Shareholder mood will be further darkened by Friday’s news that former chairman Sir Philip Watts, who quit in the wake of the oil and gas reserve estimates scandal earlier this year, has just been given a pay-off worth just over £1 million. Shell is 60 per cent owned by Royal Dutch Petroleum, with the rest held by Shell Transport. About 25 per cent of Royal Dutch stock is owned by US-based investors, and in The Hague they are understood to be following the recommendation of Institutional Shareholder Services (ISS), the influential proxy voting service, which has called for a vote against "discharging" directors - led by Jeroen van der Veer, Shell's president - from their legal liabilities.
Since the start of the year, Shell has been plunged into crisis after it admitted it had overstated its reserves by 20 per cent, putting enormous pressure on Shell and its executives to reform its dual-board structure and corporate governance.
After four downgrades of the reserves, and the departure of its top brass as a result, Shell is now also facing a dozen lawsuits in the US filed by pensions funds angry at the performance of the company.
The army of lawyers swarming around the group has been joined over the weekend by securities lawyer William Lerach, a key actor in many of the biggest shareholder class action suits of the past two decades.
Lerach's suit asks the court to force officers to return to the company bonuses based on overstated financial and operating performance.
The 172-page suit also urges Shell to consolidate its unique dual-company structure, take steps to increase accountability and give shareholders the right to name three directors.
As the oil giant braces itself for the stormy meetings, two leading fund managers representing blue-chip City institutions confirmed that they have ditched all their Shell shares.
Socially responsible investment (SRI) funds belonging to Investec Henderson Crosthwaite and Morley Fund Management have sold all Shell shares in recent months. The move is significant, because SRI decisions increasingly affect mainstream analysts' investment recommendations.
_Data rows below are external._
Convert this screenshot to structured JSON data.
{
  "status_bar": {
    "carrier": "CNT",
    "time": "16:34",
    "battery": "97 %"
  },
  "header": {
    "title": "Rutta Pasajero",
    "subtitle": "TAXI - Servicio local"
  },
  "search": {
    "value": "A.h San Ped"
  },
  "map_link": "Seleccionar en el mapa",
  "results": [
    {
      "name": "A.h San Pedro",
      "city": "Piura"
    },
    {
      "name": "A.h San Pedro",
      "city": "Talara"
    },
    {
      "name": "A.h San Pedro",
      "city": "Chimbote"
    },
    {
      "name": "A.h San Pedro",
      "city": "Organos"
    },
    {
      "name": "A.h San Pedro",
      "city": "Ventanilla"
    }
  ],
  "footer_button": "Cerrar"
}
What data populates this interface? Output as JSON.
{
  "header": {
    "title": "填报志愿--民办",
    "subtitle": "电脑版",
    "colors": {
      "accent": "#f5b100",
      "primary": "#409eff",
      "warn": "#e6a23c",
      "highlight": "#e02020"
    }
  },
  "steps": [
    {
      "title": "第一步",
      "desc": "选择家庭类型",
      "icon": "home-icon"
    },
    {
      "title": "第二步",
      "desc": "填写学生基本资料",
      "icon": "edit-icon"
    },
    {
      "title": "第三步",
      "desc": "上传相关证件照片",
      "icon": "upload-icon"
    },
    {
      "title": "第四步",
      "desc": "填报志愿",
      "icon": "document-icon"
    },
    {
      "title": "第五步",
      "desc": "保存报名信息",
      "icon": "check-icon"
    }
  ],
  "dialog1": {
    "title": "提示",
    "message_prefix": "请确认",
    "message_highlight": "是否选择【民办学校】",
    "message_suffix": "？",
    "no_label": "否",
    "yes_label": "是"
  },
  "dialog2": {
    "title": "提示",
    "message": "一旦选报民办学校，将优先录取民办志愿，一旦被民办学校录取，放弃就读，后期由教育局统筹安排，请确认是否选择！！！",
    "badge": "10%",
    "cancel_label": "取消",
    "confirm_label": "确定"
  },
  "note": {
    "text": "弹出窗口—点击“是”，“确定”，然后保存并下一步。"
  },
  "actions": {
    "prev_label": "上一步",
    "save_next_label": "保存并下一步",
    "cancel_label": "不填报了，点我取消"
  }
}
The Association of British Insurers, meanwhile, which will send representatives to the meeting in Docklands, said it is seeking reassurances that Shell will maintain a dialogue during an expected year-long review into its troubled operations.
The ABI’s head of investment affairs, Peter Montagnon, said yesterday: "The ball is in Shell's court to come up with ideas for change that shareholders can support."